Ancêtres à l’encan!

La vente d’Artcurial Motorcars, une filiale du groupe Artcurial bien connu pour ses ventes d’œuvres d’art opérées depuis Paris, a tenu ses sessions annuelles de dispersions d’automobiles lors du dernier salon Rétromobile. Du 5 au 9 février, ce dernier en était à sa 45e édition et ce sont plus de 132.000 visiteurs qui ont arpenté les halles de Paris Expo à la Porte de Versailles pour admirer le millier d’automobiles exposées. Quant à la vente principale d’Artcurial, elle avait lieu le 8 février. Des 147 lots proposés, 68 % furent vendus et l’on a pu enregistrer le troisième prix mondial pour une automobile d’avant-guerre, l’Alfa Romeo 8C 2900 B Touring de 1939 payée plus de 16,7 millions d’euros ! Mais le « ticket d’entrée » se situait déjà sous les 11.000 euros. En effet, un amateur est ainsi reparti contre 10.700 euros avec un modèle de tricycle à moteur Ducati que l’on pense unique ; il est habillé par le carrossier français Dick, et était estimé entre 10 et 15.000 euros.

Enchères remarquables

Outre la belle Alfa Romeo vendue au niveau de son estimation basse, plusieurs belles machines ont atteint des enchères remarquables. L’on retiendra ainsi la vente d’un spyder Serenissima de 1966 à plus de 4,2 millions, bien au-delà de son estimation de 1,3 à 1,8 million d’euros. Il s’agissait du seul survivant des deux seuls exemplaires construits, ce qui lui valait un catalogue tiré à part.

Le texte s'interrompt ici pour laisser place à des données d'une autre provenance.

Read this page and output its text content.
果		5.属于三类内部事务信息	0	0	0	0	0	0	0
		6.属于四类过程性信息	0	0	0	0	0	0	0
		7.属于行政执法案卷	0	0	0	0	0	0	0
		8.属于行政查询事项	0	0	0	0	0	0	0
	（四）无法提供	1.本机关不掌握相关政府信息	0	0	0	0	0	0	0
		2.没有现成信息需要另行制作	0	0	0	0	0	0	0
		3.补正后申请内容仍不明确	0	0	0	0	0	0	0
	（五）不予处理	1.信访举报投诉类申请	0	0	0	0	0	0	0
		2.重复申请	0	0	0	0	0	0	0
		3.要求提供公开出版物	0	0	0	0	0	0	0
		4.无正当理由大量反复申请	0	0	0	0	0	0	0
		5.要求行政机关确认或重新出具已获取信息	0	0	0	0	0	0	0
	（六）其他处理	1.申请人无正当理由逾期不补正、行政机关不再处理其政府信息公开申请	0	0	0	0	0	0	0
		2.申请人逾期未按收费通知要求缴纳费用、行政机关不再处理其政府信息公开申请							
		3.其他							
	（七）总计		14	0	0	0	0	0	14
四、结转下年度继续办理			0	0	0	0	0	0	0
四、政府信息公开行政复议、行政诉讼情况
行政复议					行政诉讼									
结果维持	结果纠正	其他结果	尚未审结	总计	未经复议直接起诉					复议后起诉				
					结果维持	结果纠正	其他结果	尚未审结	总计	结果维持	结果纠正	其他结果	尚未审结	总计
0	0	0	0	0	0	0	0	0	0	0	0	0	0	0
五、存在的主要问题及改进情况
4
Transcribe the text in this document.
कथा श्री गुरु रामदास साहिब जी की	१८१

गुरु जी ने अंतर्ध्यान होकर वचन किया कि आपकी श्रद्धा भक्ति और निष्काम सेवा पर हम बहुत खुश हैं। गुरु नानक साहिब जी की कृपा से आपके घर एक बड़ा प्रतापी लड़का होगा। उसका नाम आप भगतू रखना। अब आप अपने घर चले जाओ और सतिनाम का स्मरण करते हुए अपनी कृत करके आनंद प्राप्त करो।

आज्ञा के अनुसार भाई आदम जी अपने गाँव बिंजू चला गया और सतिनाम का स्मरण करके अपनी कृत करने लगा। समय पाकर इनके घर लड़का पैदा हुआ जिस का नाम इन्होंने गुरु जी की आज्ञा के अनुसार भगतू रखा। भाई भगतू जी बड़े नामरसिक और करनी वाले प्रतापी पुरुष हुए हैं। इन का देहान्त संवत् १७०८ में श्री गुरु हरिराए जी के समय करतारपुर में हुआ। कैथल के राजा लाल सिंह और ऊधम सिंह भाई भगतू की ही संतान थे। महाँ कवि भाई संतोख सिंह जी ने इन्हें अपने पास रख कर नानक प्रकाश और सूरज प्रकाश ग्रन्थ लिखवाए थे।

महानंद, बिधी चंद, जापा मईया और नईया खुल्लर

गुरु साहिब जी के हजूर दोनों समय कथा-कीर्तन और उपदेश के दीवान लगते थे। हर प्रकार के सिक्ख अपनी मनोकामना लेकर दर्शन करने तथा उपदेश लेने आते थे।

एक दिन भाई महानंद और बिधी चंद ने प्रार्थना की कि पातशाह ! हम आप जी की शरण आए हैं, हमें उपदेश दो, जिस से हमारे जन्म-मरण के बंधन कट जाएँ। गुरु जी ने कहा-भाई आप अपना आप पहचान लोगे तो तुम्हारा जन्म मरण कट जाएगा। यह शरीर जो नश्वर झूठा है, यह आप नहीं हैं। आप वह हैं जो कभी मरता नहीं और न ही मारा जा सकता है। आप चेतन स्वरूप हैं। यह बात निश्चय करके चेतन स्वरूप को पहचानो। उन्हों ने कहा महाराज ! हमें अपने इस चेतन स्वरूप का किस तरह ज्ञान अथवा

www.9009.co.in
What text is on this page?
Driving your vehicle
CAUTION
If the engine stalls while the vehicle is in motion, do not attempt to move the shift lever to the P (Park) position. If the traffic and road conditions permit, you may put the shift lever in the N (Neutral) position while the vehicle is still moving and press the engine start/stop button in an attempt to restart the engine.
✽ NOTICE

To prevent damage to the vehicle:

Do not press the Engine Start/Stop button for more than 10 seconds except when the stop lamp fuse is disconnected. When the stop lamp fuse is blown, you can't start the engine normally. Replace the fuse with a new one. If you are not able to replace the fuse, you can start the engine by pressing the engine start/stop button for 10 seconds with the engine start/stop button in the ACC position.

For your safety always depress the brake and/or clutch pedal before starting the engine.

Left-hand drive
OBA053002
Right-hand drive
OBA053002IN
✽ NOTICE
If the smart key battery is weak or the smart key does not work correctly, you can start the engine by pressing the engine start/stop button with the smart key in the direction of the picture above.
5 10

Beau résultat également, conforme à l’estimation, pour une Mercedes-Benz SLR Stirling Moss Edition de 2009 pour laquelle un amateur acquitta plus de 2,6 millions. Il s’agissait de la dernière création née de la coopération entre McLaren et la firme allemande.

Et aussi…

Alfa Romeo était décidément à l’honneur chez Artcurial, puisque la quatrième meilleure enchère revient à la marque italienne, ex aequo d’ailleurs avec une autre voiture conçue dans le même pays, une Ferrari 250 GT/L « Lusso » de 1964. L’Alfa 6C 1750 Gran Sport roadster Corsica, quant à elle, datait de 1930. Toutes les deux se sont échangées au niveau de leur estimation basse et furent payées un peu sous le million d’euros, à 977.400 euros.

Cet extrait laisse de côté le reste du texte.